El Sagrado Corán es un ejemplo tal del lenguaje, que su voz puede oírse más allá de cualquier muralla y resuena en el corazón más obstinado y lleno de prejuicios. Los temas son presentados con una magia tan deslumbrante, que es imposible no quedar impresionado al oírlo.

El elocuente estilo del Corán lo distingue de cualquier otra expresión divina o mundana. El Corán tiene un poder tan irresistible de penetrar en los corazones, que incluso los que no hablan su lengua (el árabe) quedan fascinados con la musicalidad de sus palabras.

Al tiempo que facilita soluciones a toda una serie de situaciones, el Corán las presenta de tal manera que todo el mundo, excepto los que están en contra suya, se sentirán fascinados o afectados y se verán conducidos hacia una meditación profunda. Hasta que, finalmente, el Corán conquistará sus corazones.

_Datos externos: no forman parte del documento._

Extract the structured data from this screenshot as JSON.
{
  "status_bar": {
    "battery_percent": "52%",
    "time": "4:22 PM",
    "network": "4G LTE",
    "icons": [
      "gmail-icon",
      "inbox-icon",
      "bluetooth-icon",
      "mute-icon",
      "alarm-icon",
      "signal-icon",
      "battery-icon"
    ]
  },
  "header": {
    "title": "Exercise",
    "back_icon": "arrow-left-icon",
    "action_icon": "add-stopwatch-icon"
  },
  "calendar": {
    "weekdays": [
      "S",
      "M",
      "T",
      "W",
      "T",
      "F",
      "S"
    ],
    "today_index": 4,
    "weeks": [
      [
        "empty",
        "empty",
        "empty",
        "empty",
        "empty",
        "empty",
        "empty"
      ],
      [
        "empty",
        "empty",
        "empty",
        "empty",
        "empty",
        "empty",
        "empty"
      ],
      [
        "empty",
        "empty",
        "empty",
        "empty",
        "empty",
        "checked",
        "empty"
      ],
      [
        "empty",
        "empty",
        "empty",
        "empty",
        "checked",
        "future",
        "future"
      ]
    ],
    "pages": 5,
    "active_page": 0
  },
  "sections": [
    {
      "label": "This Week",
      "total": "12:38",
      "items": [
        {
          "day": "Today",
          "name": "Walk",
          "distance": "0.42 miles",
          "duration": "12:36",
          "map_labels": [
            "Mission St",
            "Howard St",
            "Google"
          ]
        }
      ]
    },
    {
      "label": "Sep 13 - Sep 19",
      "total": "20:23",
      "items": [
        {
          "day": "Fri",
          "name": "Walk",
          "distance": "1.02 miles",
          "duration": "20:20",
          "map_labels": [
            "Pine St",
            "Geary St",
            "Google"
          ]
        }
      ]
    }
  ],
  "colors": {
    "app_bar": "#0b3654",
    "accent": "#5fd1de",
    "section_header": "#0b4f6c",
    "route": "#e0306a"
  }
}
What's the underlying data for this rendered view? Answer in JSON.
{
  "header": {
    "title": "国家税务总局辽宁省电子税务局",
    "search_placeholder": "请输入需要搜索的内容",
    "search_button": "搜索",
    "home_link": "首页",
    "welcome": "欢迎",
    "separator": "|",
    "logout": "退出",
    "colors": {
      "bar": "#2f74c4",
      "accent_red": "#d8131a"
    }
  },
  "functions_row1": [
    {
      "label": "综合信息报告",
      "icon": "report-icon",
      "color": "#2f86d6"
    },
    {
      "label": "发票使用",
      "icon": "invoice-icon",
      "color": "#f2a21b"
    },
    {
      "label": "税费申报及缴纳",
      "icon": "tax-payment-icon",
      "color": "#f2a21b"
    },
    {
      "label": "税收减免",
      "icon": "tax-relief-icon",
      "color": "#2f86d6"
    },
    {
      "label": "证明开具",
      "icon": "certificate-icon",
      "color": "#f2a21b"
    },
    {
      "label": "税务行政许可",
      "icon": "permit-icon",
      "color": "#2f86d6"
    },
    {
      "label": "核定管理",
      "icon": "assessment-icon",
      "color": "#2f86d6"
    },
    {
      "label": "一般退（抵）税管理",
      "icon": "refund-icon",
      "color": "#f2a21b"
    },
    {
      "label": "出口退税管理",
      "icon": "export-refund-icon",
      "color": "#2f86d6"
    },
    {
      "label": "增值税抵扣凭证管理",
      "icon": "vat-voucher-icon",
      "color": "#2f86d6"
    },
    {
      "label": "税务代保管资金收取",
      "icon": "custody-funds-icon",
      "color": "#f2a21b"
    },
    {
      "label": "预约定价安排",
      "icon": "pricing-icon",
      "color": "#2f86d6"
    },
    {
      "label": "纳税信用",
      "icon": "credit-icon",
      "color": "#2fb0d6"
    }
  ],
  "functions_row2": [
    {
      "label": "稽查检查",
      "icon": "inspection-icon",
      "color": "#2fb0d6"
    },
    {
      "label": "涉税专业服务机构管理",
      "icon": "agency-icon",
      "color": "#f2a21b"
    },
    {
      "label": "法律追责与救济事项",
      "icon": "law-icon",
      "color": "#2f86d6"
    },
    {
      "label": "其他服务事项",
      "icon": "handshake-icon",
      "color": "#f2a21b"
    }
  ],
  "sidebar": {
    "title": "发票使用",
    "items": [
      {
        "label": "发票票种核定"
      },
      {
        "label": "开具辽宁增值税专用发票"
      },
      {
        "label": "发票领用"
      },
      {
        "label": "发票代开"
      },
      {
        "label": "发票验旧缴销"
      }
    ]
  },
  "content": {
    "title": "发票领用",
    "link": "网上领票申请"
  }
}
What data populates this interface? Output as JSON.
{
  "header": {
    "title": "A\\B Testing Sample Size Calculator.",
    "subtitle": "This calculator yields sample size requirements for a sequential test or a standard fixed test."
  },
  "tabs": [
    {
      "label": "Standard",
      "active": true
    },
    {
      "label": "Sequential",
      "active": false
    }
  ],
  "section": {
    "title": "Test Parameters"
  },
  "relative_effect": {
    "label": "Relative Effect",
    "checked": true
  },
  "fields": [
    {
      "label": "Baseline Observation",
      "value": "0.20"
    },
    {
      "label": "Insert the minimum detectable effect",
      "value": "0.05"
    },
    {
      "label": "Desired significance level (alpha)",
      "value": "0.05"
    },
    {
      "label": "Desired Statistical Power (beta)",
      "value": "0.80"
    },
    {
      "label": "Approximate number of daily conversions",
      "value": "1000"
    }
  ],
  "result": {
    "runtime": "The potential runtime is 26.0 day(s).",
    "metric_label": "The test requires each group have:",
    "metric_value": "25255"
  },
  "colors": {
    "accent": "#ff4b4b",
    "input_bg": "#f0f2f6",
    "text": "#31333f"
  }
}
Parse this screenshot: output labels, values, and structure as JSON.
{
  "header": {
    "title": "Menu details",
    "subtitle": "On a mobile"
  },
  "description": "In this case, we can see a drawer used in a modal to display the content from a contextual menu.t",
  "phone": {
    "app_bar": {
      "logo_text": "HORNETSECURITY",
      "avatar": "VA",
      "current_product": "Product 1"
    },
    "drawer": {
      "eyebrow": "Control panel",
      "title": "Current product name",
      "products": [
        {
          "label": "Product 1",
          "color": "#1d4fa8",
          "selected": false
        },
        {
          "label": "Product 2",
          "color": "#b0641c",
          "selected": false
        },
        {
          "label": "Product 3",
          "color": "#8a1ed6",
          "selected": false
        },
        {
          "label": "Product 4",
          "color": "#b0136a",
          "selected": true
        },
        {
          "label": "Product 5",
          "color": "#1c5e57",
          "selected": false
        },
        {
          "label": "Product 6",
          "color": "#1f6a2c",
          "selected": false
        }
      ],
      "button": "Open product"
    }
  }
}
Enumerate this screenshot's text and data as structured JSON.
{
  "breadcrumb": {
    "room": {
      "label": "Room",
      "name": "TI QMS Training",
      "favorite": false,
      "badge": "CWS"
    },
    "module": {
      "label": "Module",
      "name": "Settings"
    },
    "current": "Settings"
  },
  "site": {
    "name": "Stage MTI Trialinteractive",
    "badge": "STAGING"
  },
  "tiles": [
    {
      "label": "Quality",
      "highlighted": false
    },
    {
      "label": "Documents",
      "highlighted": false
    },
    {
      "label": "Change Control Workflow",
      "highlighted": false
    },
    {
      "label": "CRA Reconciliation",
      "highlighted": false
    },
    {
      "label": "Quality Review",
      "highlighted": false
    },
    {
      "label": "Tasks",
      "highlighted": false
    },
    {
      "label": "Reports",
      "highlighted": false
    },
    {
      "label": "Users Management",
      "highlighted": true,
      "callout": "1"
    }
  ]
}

El Corán, este pináculo del lenguaje, muestra en cada frase, en cada párrafo y en cada pausa una profundidad de significado, un estilo tan exquisito y un ritmo musical tan estimulante que penetra en el alma. Su elegancia rítmica, su admirable selección de palabras, conceptos y temas, cautivan los sentidos de una manera tan delicada y consistente, que quienes lo escuchan se sienten transportados a horizontes maravillosos en los que, en cada nuevo rincón, hay sorpresas cuyos deleites tienen grados diversos.

Quien intente reemplazar los medios que utiliza el Corán para hablar de cierto tema, verá que sus intentos son fútiles, que el mensaje queda oscurecido y que su vívido estilo pierde su espíritu original.

El Corán tiene un poder de expresión tan sublime, que muestra los diversos acontecimientos como si fueran imágenes vivas, con sus períodos temporales y sus ambientaciones correspondientes, llegando a producir asombro, admiración y entusiasmo. Al hacerlo no hace concesión alguna; nada mengua su belleza deslumbrante, la profundidad que penetra en los corazones, o lo armónico de su fraseo. Lo presenta todo con una claridad meridiana que no deja lugar a la oscuridad.

El Corán no sólo se dirige a las mentes, los corazones o las almas. Trata a los seres humanos en la totalidad de sus sentimientos, ya sean materiales o espirituales. A pesar de que su mensaje es breve y conciso, está dirigido al mismo tiempo al mundo interior y exterior de la persona. El Corán genera unidad de sentimiento, pensamiento e inteligencia con respecto al universo entero, a todas las cosas y a todo el género humano.

El Corán tiene más influencia que la más mágica de las disertaciones, es más exquisito que el estilo más delicado y es más elevado que la más excepcional de las expresiones. Hasta hoy en día, ni los que lo han confrontado, llevados por el deseo de superarlo, ni los reyes de la elocuencia que se han empeñado en imitarlo, han producido algo similar al lenguaje del Corán.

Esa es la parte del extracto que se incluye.